The split is audible and perceptible – especially in cities like Stroke-on-Trent. There was a clear majority for the Brexit. And that’s where many migrants live. Since the referendum, the mood has become increasingly hostile.
Industrial decline, high unemployment, poverty, social problems. The consequences can be clearly seen in the big city of Stoke-on-Trent between Birmingham and Manchester. Also visible: the high proportion of migrants. People with a Pakistani background can be found here in the Shelton district in particular – but also Europeans.

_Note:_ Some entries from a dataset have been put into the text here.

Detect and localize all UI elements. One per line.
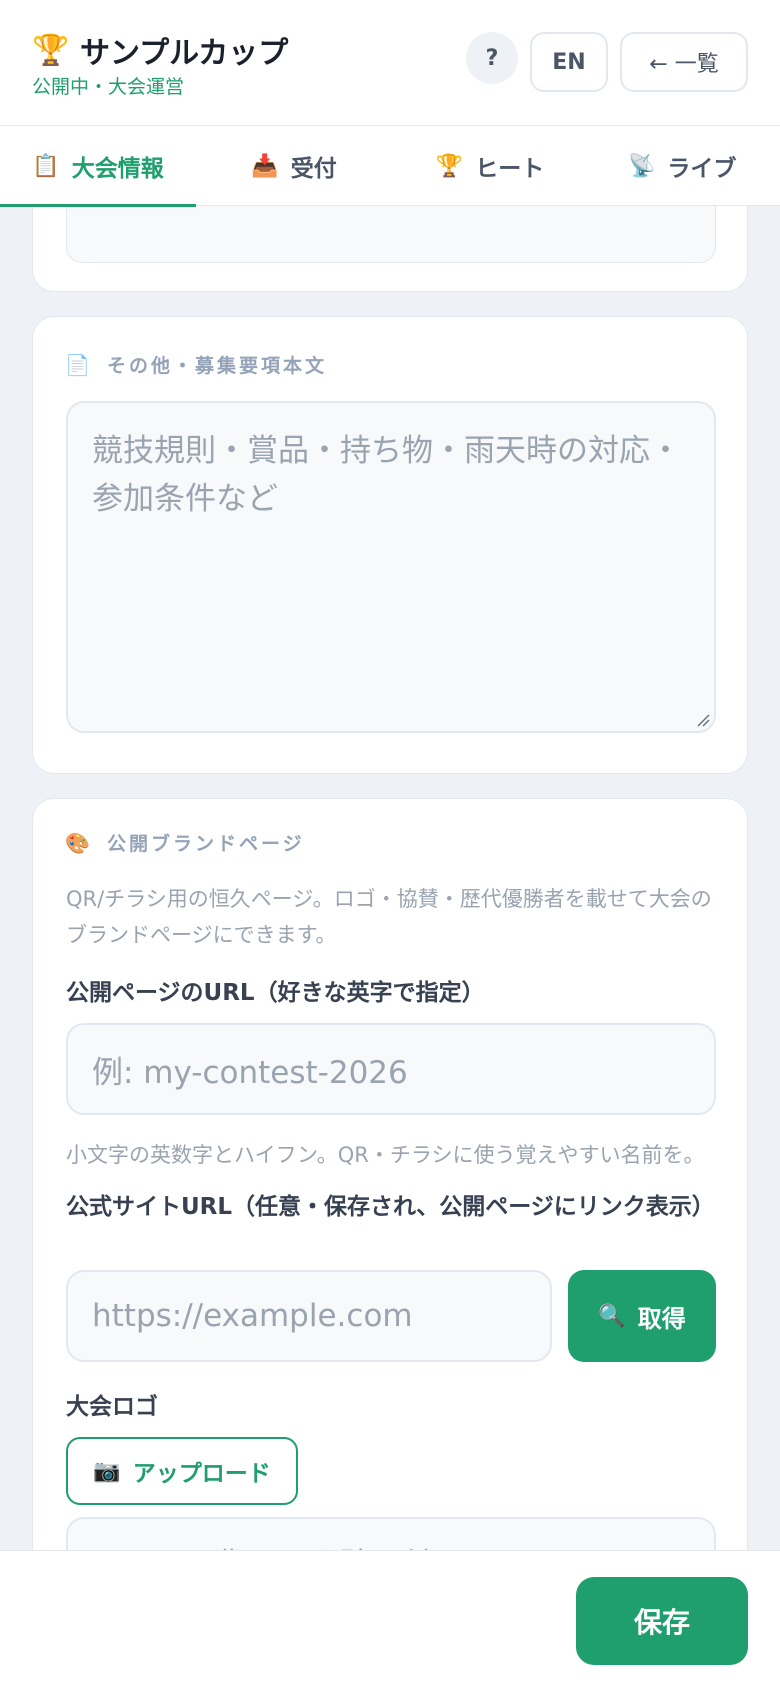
satellite-icon: 📡 [628, 153, 656, 179]
tab-live[interactable]: 📡 ライブ [588, 126, 780, 206]
document-icon: 📄 [65, 352, 90, 377]
site-url-label: 公式サイトURL（任意・保存され、公開ページにリンク表示） [66, 1194, 715, 1220]
upload-button[interactable]: 📷 アップロード [66, 1437, 298, 1505]
brand-section-heading: 公開ブランドページ [107, 833, 305, 855]
public-url-hint: 小文字の英数字とハイフン。QR・チラシに使う覚えやすい名前を。 [66, 1143, 705, 1167]
fetch-button-label: 取得 [637, 1304, 686, 1333]
inbox-icon: 📥 [251, 153, 279, 179]
status-subtitle: 公開中・大会運営 [32, 76, 185, 98]
app-header: 🏆 サンプルカップ 公開中・大会運営 ? EN ← 一覧 [0, 0, 780, 126]
other-section-heading: その他・募集要項本文 [107, 355, 328, 377]
trophy-icon: 🏆 [435, 153, 464, 179]
other-section-card: 📄 その他・募集要項本文 競技規則・賞品・持ち物・雨天時の対応・参加条件など [32, 316, 748, 774]
site-url-input[interactable]: https://example.com [66, 1270, 552, 1362]
page-title: サンプルカップ [80, 36, 289, 71]
brand-section-description: QR/チラシ用の恒久ページ。ロゴ・協賛・歴代優勝者を載せて大会のブランドページに… [66, 887, 712, 947]
recruitment-text-textarea[interactable]: 競技規則・賞品・持ち物・雨天時の対応・参加条件など [66, 401, 716, 733]
search-icon: 🔍 [598, 1303, 626, 1329]
public-url-label: 公開ページのURL（好きな英字で指定） [66, 980, 485, 1006]
resize-handle-icon[interactable] [694, 711, 710, 727]
tab-label: 受付 [290, 156, 337, 182]
tab-label: ライブ [667, 156, 737, 182]
brand-section-card: 🎨 公開ブランドページ QR/チラシ用の恒久ページ。ロゴ・協賛・歴代優勝者を載せ… [32, 798, 748, 1609]
fetch-button[interactable]: 🔍 取得 [568, 1270, 716, 1362]
footer-bar: 保存 [0, 1550, 780, 1688]
upload-button-label: アップロード [132, 1461, 271, 1487]
tab-registration[interactable]: 📥 受付 [196, 126, 392, 206]
language-button[interactable]: EN [530, 32, 608, 92]
public-url-input[interactable]: 例: my-contest-2026 [66, 1023, 716, 1115]
tab-bar: 📋 大会情報 📥 受付 🏆 ヒート 📡 ライブ [0, 126, 780, 207]
logo-label: 大会ロゴ [66, 1394, 158, 1420]
tab-heats[interactable]: 🏆 ヒート [392, 126, 588, 206]
trophy-icon: 🏆 [32, 32, 70, 68]
public-url-placeholder: 例: my-contest-2026 [92, 1054, 408, 1091]
tab-event-info[interactable]: 📋 大会情報 [0, 126, 196, 207]
tab-label: 大会情報 [71, 156, 164, 182]
title-row: 🏆 サンプルカップ [32, 28, 288, 72]
tab-label: ヒート [475, 156, 545, 182]
other-section-header: 📄 その他・募集要項本文 [65, 351, 327, 378]
clipboard-icon: 📋 [32, 153, 60, 179]
site-url-placeholder: https://example.com [92, 1298, 413, 1334]
recruitment-text-placeholder: 競技規則・賞品・持ち物・雨天時の対応・参加条件など [92, 433, 681, 517]
palette-icon: 🎨 [65, 830, 90, 855]
back-to-list-button[interactable]: ← 一覧 [620, 32, 748, 92]
save-button[interactable]: 保存 [576, 1577, 748, 1665]
help-button[interactable]: ? [466, 32, 518, 84]
brand-section-header: 🎨 公開ブランドページ [65, 829, 305, 856]
camera-icon: 📷 [93, 1458, 121, 1484]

Since almost 70 percent of the people in Stoke voted for Britain’s withdrawal from the EU, the climate has become rougher for them, says Portuguese Rui, who is picking up his daughter from kindergarten: “The Brexit supporters are harassing foreigners. That’s why they want Brexit. The referendum was based on the lie that after the Brexit you would get rid of the foreigners and nobody would come anymore.
Often vulgar, sometimes also attacks
This is also reflected in statistics: hate crime – and above all racist attacks – has increased sharply in Stoke-on-Trent since the referendum. Often these are vulgar attacks, but sometimes also physical attacks.

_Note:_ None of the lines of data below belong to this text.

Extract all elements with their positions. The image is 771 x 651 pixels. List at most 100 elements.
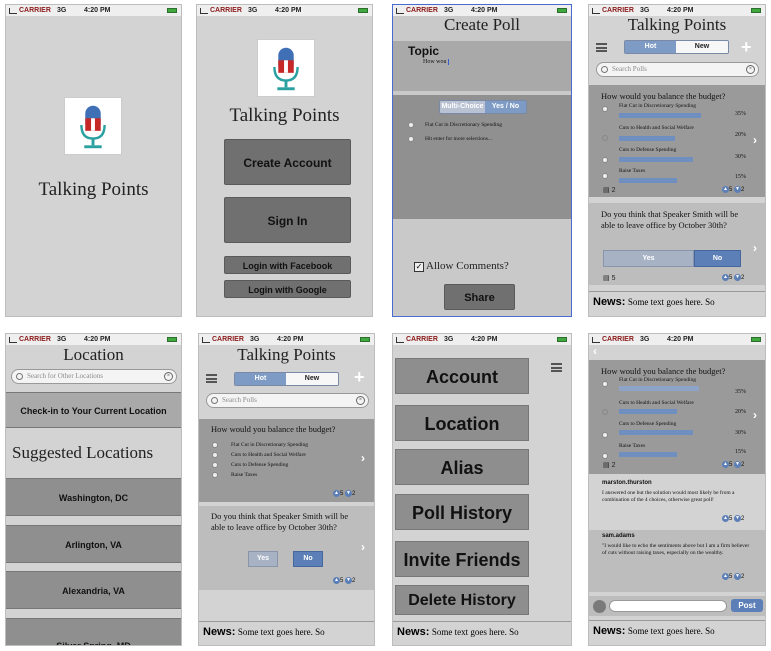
news-ticker[interactable]: News: Some text goes here. So	[393, 621, 571, 645]
add-poll-icon[interactable]: +	[354, 368, 365, 386]
check-in-button[interactable]: Check-in to Your Current Location	[6, 392, 181, 428]
tab-new[interactable]: New	[286, 373, 338, 385]
menu-item-location[interactable]: Location	[395, 405, 529, 441]
microphone-logo-icon	[64, 97, 122, 155]
option-radio[interactable]	[602, 432, 608, 438]
option-text: Flat Cut in Discretionary Spending	[619, 377, 696, 383]
yes-button[interactable]: Yes	[248, 551, 278, 567]
option-text[interactable]: Flat Cut in Discretionary Spending	[425, 122, 502, 128]
add-option-input[interactable]: Hit enter for more selections...	[425, 136, 492, 142]
back-icon[interactable]: ‹	[593, 344, 597, 358]
app-title: Talking Points	[237, 345, 336, 364]
no-button[interactable]: No	[293, 551, 323, 567]
tab-yes-no[interactable]: Yes / No	[484, 101, 526, 113]
tab-hot[interactable]: Hot	[625, 41, 677, 53]
chevron-right-icon[interactable]: ›	[753, 241, 757, 255]
poll-card[interactable]: How would you balance the budget? Flat C…	[589, 360, 765, 474]
option-text: Cuts to Defense Spending	[619, 147, 677, 153]
add-poll-icon[interactable]: +	[741, 38, 752, 56]
option-radio[interactable]	[602, 173, 608, 179]
option-radio[interactable]	[408, 136, 414, 142]
option-radio[interactable]	[212, 472, 218, 478]
vote-counts[interactable]: ▲5 ▼2	[722, 461, 744, 468]
status-bar: CARRIER 3G 4:20 PM	[6, 5, 181, 16]
battery-icon	[360, 337, 370, 342]
option-percent: 20%	[735, 132, 746, 138]
vote-counts[interactable]: ▲5 ▼2	[333, 490, 355, 497]
chevron-right-icon[interactable]: ›	[753, 133, 757, 147]
location-item[interactable]: Arlington, VA	[6, 525, 181, 563]
option-radio[interactable]	[602, 381, 608, 387]
share-button[interactable]: Share	[444, 284, 515, 310]
comment-user[interactable]: sam.adams	[602, 533, 635, 539]
chevron-right-icon[interactable]: ›	[753, 408, 757, 422]
news-ticker[interactable]: News: Some text goes here. So	[589, 291, 765, 316]
comments-count[interactable]: ▤ 5	[603, 274, 615, 282]
option-radio[interactable]	[212, 452, 218, 458]
signal-icon	[202, 337, 210, 343]
create-account-button[interactable]: Create Account	[224, 139, 351, 185]
menu-item-alias[interactable]: Alias	[395, 449, 529, 485]
poll-card[interactable]: Do you think that Speaker Smith will be …	[199, 506, 374, 590]
poll-card[interactable]: How would you balance the budget? Flat C…	[199, 419, 374, 502]
poll-card[interactable]: Do you think that Speaker Smith will be …	[589, 203, 765, 285]
login-google-button[interactable]: Login with Google	[224, 280, 351, 298]
poll-question: Do you think that Speaker Smith will be …	[211, 511, 349, 532]
suggested-heading: Suggested Locations	[12, 443, 154, 462]
option-radio[interactable]	[602, 157, 608, 163]
location-item[interactable]: Silver Spring, MD	[6, 618, 181, 645]
clear-icon[interactable]: ×	[356, 396, 365, 405]
news-ticker[interactable]: News: Some text goes here. So	[199, 621, 374, 645]
option-text: Raise Taxes	[619, 443, 646, 449]
menu-icon[interactable]	[551, 363, 562, 372]
option-radio[interactable]	[602, 409, 608, 415]
comment-input[interactable]	[609, 600, 727, 612]
tab-hot[interactable]: Hot	[235, 373, 287, 385]
post-button[interactable]: Post	[731, 599, 763, 612]
location-item[interactable]: Alexandria, VA	[6, 571, 181, 609]
poll-card[interactable]: How would you balance the budget? Flat C…	[589, 85, 765, 197]
comment-user[interactable]: marston.thurston	[602, 480, 652, 486]
vote-counts[interactable]: ▲5 ▼2	[722, 274, 744, 281]
option-radio[interactable]	[602, 106, 608, 112]
clear-icon[interactable]: ×	[164, 372, 173, 381]
option-radio[interactable]	[602, 135, 608, 141]
signal-icon	[200, 8, 208, 14]
menu-icon[interactable]	[206, 374, 217, 383]
search-input[interactable]: Search Polls ×	[596, 62, 759, 77]
vote-counts[interactable]: ▲5 ▼2	[333, 577, 355, 584]
option-radio[interactable]	[212, 442, 218, 448]
menu-item-account[interactable]: Account	[395, 358, 529, 394]
location-item[interactable]: Washington, DC	[6, 478, 181, 516]
yes-button[interactable]: Yes	[603, 250, 694, 267]
chevron-right-icon[interactable]: ›	[361, 451, 365, 465]
option-radio[interactable]	[212, 462, 218, 468]
signal-icon	[9, 337, 17, 343]
topic-input[interactable]: How wou	[423, 59, 449, 65]
menu-icon[interactable]	[596, 43, 607, 52]
option-bar	[619, 136, 675, 141]
option-bar	[619, 430, 693, 435]
option-radio[interactable]	[408, 122, 414, 128]
vote-counts[interactable]: ▲5 ▼2	[722, 186, 744, 193]
search-input[interactable]: Search Polls ×	[206, 393, 369, 408]
app-title: Talking Points	[38, 179, 149, 200]
clear-icon[interactable]: ×	[746, 65, 755, 74]
login-facebook-button[interactable]: Login with Facebook	[224, 256, 351, 274]
no-button[interactable]: No	[694, 250, 741, 267]
menu-item-delete-history[interactable]: Delete History	[395, 585, 529, 615]
location-search-input[interactable]: Search for Other Locations ×	[11, 369, 177, 384]
vote-counts[interactable]: ▲5 ▼2	[722, 515, 744, 522]
chevron-right-icon[interactable]: ›	[361, 540, 365, 554]
comments-count[interactable]: ▤ 2	[603, 461, 615, 469]
tab-multi-choice[interactable]: Multi-Choice	[440, 101, 485, 113]
option-radio[interactable]	[602, 453, 608, 459]
menu-item-poll-history[interactable]: Poll History	[395, 494, 529, 530]
menu-item-invite-friends[interactable]: Invite Friends	[395, 541, 529, 577]
news-ticker[interactable]: News: Some text goes here. So	[589, 620, 765, 645]
allow-comments-checkbox[interactable]: ✓	[414, 262, 424, 272]
vote-counts[interactable]: ▲5 ▼2	[722, 573, 744, 580]
comments-count[interactable]: ▤ 2	[603, 186, 615, 194]
sign-in-button[interactable]: Sign In	[224, 197, 351, 243]
tab-new[interactable]: New	[676, 41, 728, 53]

Simon Harris heads the citizens’ advisory office in Stoke and noted that the number of “hate crimes” has quadrupled in important phases of the Brexit debate. “People feel encouraged by the tone of the public debate to express their hatred,” Harris said. “Politicians must be careful in their choice of words. They have often been quite cynical and have caused unrest.
“You take away our jobs, go back to Poland.”
The number of unreported cases is high. Those affected often find it difficult to report incidents. And all the more to talk about it publicly. The BBC told Edyta Kastelik from near Birmingham that she and her friends often had to listen to things like: “You take away our jobs, go back to Poland”. This has increased since the Brexit referendum.
Shazia Nasreen was even thrown with a stone and insulted as a “Paki”. The attackers urged her to leave Britain. She was not welcome here. “I was really scared,” says Nasreen.
And it is no longer just against foreigners and migrants. Attacks on homosexuals have also increased, reports scientist Kate Ferguson. “If violence against one group increases, then violence against other groups also increases,” she says.
Hate could increase after new elections
British society is suffering from a crack that is not so easy to repair, says citizen adviser Harris. “We need to work with the different groups in society and make it clear that there are more things in common than things that divide us. And people need to feel safer again, more confident about their future. Then they need less an outlet to release frustration, anger and fear.”
Society’s cohesion is destroyed quickly, and the process takes much longer, says Kate Ferguson of the “Protection Approaches” organization. Even if the new elections in December brought a solution to the Brexit problem, she believes that hatred could still increase. “Whatever the outcome, a large minority will feel their identity is affected. So we still have a few difficult years ahead of us.”